Cassie pulled into the Parsons’s circular drive, parking the car behind three others already there.
“I’m not telling them today,” Phyllis said, looking at the beautiful home that belonged to her very first friends in Shelter Valley. “I’m still early in my term—I need a little more time.”
Cassie’s expression relaxed as she nodded. “About Matt Sheffield, you’re going to be okay, aren’t you?” she asked softly.
“You mean I’m not going to do something stupid like fall for him?”
“Okay, maybe.”
“Don’t worry,” Phyllis said, her stomach heaving again. “There’s no chance of that at all.”
“I’d just hate to see you get hurt.”
“I know,” Phyllis said, squeezing Cassie’s hand. “I don’t intend to.”
Phyllis knew that not every woman was meant to share her life with a man.
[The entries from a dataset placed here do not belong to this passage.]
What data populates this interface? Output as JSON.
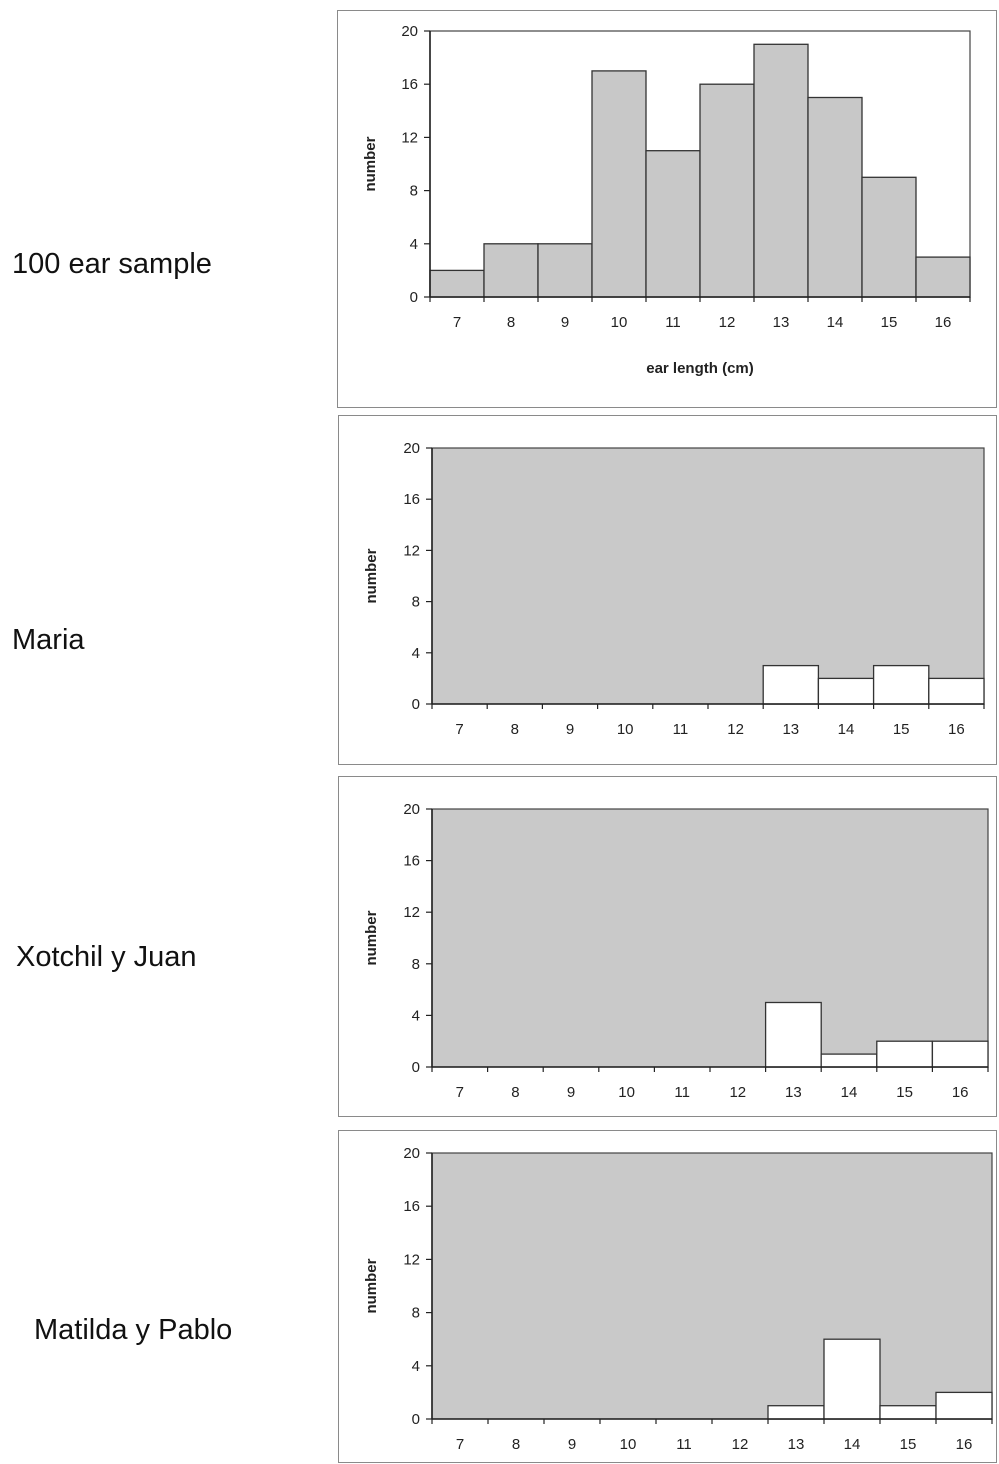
{
  "chart_data": [
    {
      "type": "bar",
      "row_label": "100 ear sample",
      "title": "",
      "xlabel": "ear length (cm)",
      "ylabel": "number",
      "categories": [
        "7",
        "8",
        "9",
        "10",
        "11",
        "12",
        "13",
        "14",
        "15",
        "16"
      ],
      "values": [
        2,
        4,
        4,
        17,
        11,
        16,
        19,
        15,
        9,
        3
      ],
      "ylim": [
        0,
        20
      ],
      "yticks": [
        "0",
        "4",
        "8",
        "12",
        "16",
        "20"
      ],
      "bar_color": "#c8c8c8",
      "plot_bg": "#ffffff",
      "grid": false,
      "legend": "none"
    },
    {
      "type": "bar",
      "row_label": "Maria",
      "title": "",
      "xlabel": "",
      "ylabel": "number",
      "categories": [
        "7",
        "8",
        "9",
        "10",
        "11",
        "12",
        "13",
        "14",
        "15",
        "16"
      ],
      "values": [
        0,
        0,
        0,
        0,
        0,
        0,
        3,
        2,
        3,
        2
      ],
      "ylim": [
        0,
        20
      ],
      "yticks": [
        "0",
        "4",
        "8",
        "12",
        "16",
        "20"
      ],
      "bar_color": "#ffffff",
      "plot_bg": "#c9c9c9",
      "grid": false,
      "legend": "none"
    },
    {
      "type": "bar",
      "row_label": "Xotchil y Juan",
      "title": "",
      "xlabel": "",
      "ylabel": "number",
      "categories": [
        "7",
        "8",
        "9",
        "10",
        "11",
        "12",
        "13",
        "14",
        "15",
        "16"
      ],
      "values": [
        0,
        0,
        0,
        0,
        0,
        0,
        5,
        1,
        2,
        2
      ],
      "ylim": [
        0,
        20
      ],
      "yticks": [
        "0",
        "4",
        "8",
        "12",
        "16",
        "20"
      ],
      "bar_color": "#ffffff",
      "plot_bg": "#c9c9c9",
      "grid": false,
      "legend": "none"
    },
    {
      "type": "bar",
      "row_label": "Matilda y Pablo",
      "title": "",
      "xlabel": "",
      "ylabel": "number",
      "categories": [
        "7",
        "8",
        "9",
        "10",
        "11",
        "12",
        "13",
        "14",
        "15",
        "16"
      ],
      "values": [
        0,
        0,
        0,
        0,
        0,
        0,
        1,
        6,
        1,
        2
      ],
      "ylim": [
        0,
        20
      ],
      "yticks": [
        "0",
        "4",
        "8",
        "12",
        "16",
        "20"
      ],
      "bar_color": "#ffffff",
      "plot_bg": "#c9c9c9",
      "grid": false,
      "legend": "none"
    }
  ]
}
She was one of those women. She could handle relationships with men as friends, but that was it.
The ground was too uneven, too treacherous, for a lifetime of one-on-one. Maybe she was too much of a threat. Or perhaps being around her all the time just got old.
Which was fine by her. She’d already tried love and marriage and had no intention of taking those risks again. The one and only time she’d ever come close to losing her grasp on reality had been when she’d been emotionally involved with a man.
Cassie didn’t have anything to worry about.
Matt Sheffield couldn’t hurt her. Because he wouldn’t get the chance.